Исангард никогда не рассказывал мне, почему он ушел из дома. Иногда вспоминал свою мать — вот как сегодня. По его словам, она была красавица, тонкая, темноглазая. Ее звали Атвейг, и это же имя он дал своему мечу. Он называл меч своей подругой и говорил не «меч», а «спада». Возможно, то, что висело у него в ножнах за спиной, и было «спадой». Откуда мне знать, я не разбираюсь в оружии. Я знал только, что ЭТУ Атвейг он обожал и что никто из одушевленных существ, включая меня, никогда не пользовался таким его расположением. Впрочем, если бы он узнал, что я считаю Атвейг неодушевленным предметом, он бы меня прибил. Отчасти она действительно была живой, насколько это возможно для оружия.

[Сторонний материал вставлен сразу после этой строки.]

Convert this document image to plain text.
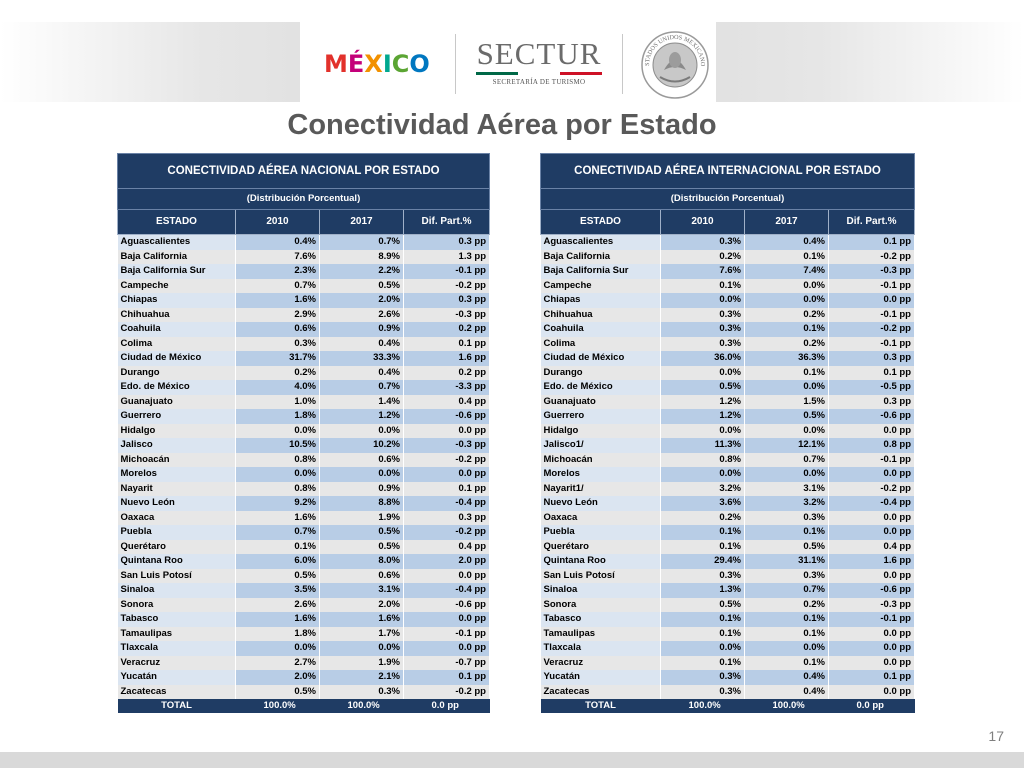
MÉXICO SECTUR
SECRETARÍA DE TURISMO
STADOS UNIDOS MEXICANO
Conectividad Aérea por Estado
CONECTIVIDAD AÉREA NACIONAL POR ESTADO			
(Distribución Porcentual)			
ESTADO	2010	2017	Dif. Part.%
Aguascalientes	0.4%	0.7%	0.3 pp
Baja California	7.6%	8.9%	1.3 pp
Baja California Sur	2.3%	2.2%	-0.1 pp
Campeche	0.7%	0.5%	-0.2 pp
Chiapas	1.6%	2.0%	0.3 pp
Chihuahua	2.9%	2.6%	-0.3 pp
Coahuila	0.6%	0.9%	0.2 pp
Colima	0.3%	0.4%	0.1 pp
Ciudad de México	31.7%	33.3%	1.6 pp
Durango	0.2%	0.4%	0.2 pp
Edo. de México	4.0%	0.7%	-3.3 pp
Guanajuato	1.0%	1.4%	0.4 pp
Guerrero	1.8%	1.2%	-0.6 pp
Hidalgo	0.0%	0.0%	0.0 pp
Jalisco	10.5%	10.2%	-0.3 pp
Michoacán	0.8%	0.6%	-0.2 pp
Morelos	0.0%	0.0%	0.0 pp
Nayarit	0.8%	0.9%	0.1 pp
Nuevo León	9.2%	8.8%	-0.4 pp
Oaxaca	1.6%	1.9%	0.3 pp
Puebla	0.7%	0.5%	-0.2 pp
Querétaro	0.1%	0.5%	0.4 pp
Quintana Roo	6.0%	8.0%	2.0 pp
San Luis Potosí	0.5%	0.6%	0.0 pp
Sinaloa	3.5%	3.1%	-0.4 pp
Sonora	2.6%	2.0%	-0.6 pp
Tabasco	1.6%	1.6%	0.0 pp
Tamaulipas	1.8%	1.7%	-0.1 pp
Tlaxcala	0.0%	0.0%	0.0 pp
Veracruz	2.7%	1.9%	-0.7 pp
Yucatán	2.0%	2.1%	0.1 pp
Zacatecas	0.5%	0.3%	-0.2 pp
TOTAL	100.0%	100.0%	0.0 pp
CONECTIVIDAD AÉREA INTERNACIONAL POR ESTADO			
(Distribución Porcentual)			
ESTADO	2010	2017	Dif. Part.%
Aguascalientes	0.3%	0.4%	0.1 pp
Baja California	0.2%	0.1%	-0.2 pp
Baja California Sur	7.6%	7.4%	-0.3 pp
Campeche	0.1%	0.0%	-0.1 pp
Chiapas	0.0%	0.0%	0.0 pp
Chihuahua	0.3%	0.2%	-0.1 pp
Coahuila	0.3%	0.1%	-0.2 pp
Colima	0.3%	0.2%	-0.1 pp
Ciudad de México	36.0%	36.3%	0.3 pp
Durango	0.0%	0.1%	0.1 pp
Edo. de México	0.5%	0.0%	-0.5 pp
Guanajuato	1.2%	1.5%	0.3 pp
Guerrero	1.2%	0.5%	-0.6 pp
Hidalgo	0.0%	0.0%	0.0 pp
Jalisco1/	11.3%	12.1%	0.8 pp
Michoacán	0.8%	0.7%	-0.1 pp
Morelos	0.0%	0.0%	0.0 pp
Nayarit1/	3.2%	3.1%	-0.2 pp
Nuevo León	3.6%	3.2%	-0.4 pp
Oaxaca	0.2%	0.3%	0.0 pp
Puebla	0.1%	0.1%	0.0 pp
Querétaro	0.1%	0.5%	0.4 pp
Quintana Roo	29.4%	31.1%	1.6 pp
San Luis Potosí	0.3%	0.3%	0.0 pp
Sinaloa	1.3%	0.7%	-0.6 pp
Sonora	0.5%	0.2%	-0.3 pp
Tabasco	0.1%	0.1%	-0.1 pp
Tamaulipas	0.1%	0.1%	0.0 pp
Tlaxcala	0.0%	0.0%	0.0 pp
Veracruz	0.1%	0.1%	0.0 pp
Yucatán	0.3%	0.4%	0.1 pp
Zacatecas	0.3%	0.4%	0.0 pp
TOTAL	100.0%	100.0%	0.0 pp
17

Имлах замешивала тесто в старенькой глиняной плошке. Прядка желтых волос все время падала ей на глаза, и она мотала головой, отбрасывая ее. Мы с Исангардом сидели на неудобной горбатой крышке сундука и восхищенно наблюдали за ней. Если ею не восхищаться, она вообще работать не будет, вот мы и старались изо всех сил.
Имлах вдруг подняла глаза:
— А представляете, сколько вкусных вещей готовилось когда-то в этой плошке?..
Сказка, подумал я мрачно. Сказка детства моего Исангарда. Наконец-то он нашел ее. Только в сказке этой уже давно никто не живет.
5. МАЛЕНЬКАЯ ХРАБРАЯ ИМЛАХ
Следующие два дня я все время возвращался мыслями к тому, что увидел в заброшенной деревне и на старом кладбище. Кому это, кстати, пришла в голову умная мысль насадить бога на копье? Вот людоеды, честное слово.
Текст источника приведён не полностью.